5.3-RELEASE TODO
Brooks Davis
brooks at one-eyed-alien.net
Sat Sep 18 14:23:07 PDT 2004
On Sat, Sep 18, 2004 at 01:42:24PM -0400, Robert Watson wrote:
>
> On Sat, 18 Sep 2004, Brooks Davis wrote:
>
> > > Have you tried seeing just how many addresses you can add before
> > > getifaddrs() fails to return the complete list? 128k seems like a lot,
> > > but I instrumente ifconf() locally a couple of weeks ago when I first
> > > became aware of this problem, and discovered that even on my notebook
> > > (which has a wireless card with one IP, and an unused ethernet card) that
> > > I see moderately large buffers being read from user space:
> > >
> > > ifconf: 16384 space
> >
> > Those allocations don't seem to make any sense. The actual space
> > required is quite small. All you do is copy one struct ifreq out for
> > each address, plus one for each interface with no addresses. The base
> > size of a struct ifreq is 32 bytes and it extends to 34 for IPv6
> > addresses. The maximum size allowed by the data types is 273 (for a 255
> > byte address). Since I think IPv6 are the largest addresses used in
> > practice, MAXPHYS is probably not too bad, though it does put a new cap
> > on the number of interfaces at ~4k.
> >
> > If we want to keep kernel allocations small and allow all the itnerfaces
> > to be reliably reported, we probably need to go back to my origional
> > plan where we loop repeatidly. I might do it differently by allocating
> > up to MAXPHYS and only reallocating if we overflow. That would avoid
> > doing it twice (or more) on normal machines while still being correct.
>
> I'm not too worried about theory, mostly about practice.
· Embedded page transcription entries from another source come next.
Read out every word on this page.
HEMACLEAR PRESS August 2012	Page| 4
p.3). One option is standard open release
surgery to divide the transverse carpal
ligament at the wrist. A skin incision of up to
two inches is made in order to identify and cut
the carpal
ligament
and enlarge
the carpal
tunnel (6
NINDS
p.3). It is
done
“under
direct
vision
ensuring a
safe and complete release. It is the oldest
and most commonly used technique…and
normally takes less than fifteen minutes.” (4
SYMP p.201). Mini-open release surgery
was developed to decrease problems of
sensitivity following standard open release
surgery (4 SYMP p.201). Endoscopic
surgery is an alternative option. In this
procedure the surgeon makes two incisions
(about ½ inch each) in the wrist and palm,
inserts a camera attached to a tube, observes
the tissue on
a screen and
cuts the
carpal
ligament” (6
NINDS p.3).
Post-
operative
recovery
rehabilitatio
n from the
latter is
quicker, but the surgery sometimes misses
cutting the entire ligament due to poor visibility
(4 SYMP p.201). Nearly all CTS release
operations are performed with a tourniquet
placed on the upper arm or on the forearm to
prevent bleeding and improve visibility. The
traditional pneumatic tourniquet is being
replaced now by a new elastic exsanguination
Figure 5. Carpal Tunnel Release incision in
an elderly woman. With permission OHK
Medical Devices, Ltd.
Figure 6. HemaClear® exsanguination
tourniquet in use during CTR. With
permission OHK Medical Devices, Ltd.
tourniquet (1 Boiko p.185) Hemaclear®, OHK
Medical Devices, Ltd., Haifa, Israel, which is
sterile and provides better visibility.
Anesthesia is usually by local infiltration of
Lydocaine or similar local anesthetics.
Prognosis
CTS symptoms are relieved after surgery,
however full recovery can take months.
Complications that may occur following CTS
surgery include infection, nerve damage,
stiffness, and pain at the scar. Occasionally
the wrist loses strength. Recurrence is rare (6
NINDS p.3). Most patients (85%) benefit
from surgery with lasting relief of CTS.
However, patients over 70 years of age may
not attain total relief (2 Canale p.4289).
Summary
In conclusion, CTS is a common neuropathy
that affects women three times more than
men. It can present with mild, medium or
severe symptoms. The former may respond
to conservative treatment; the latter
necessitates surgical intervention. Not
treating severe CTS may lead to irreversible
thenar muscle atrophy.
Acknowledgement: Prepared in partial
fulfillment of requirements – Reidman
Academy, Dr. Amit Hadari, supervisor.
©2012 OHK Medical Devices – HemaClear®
I.e., if you add
> a few thousand IP addresses to a tap device, does all go happily?
After adding the missing sbuf_delete(), I was able to create 2000
aliases on a vlan. I think the current practical limit is ~4090.
I'm working on a new version that initially caps the allocation at
MAXPHYS and then retries if it doesn't have enough space.
-- Brooks
--
Any statement of the form "X is the one, true Y" is FALSE.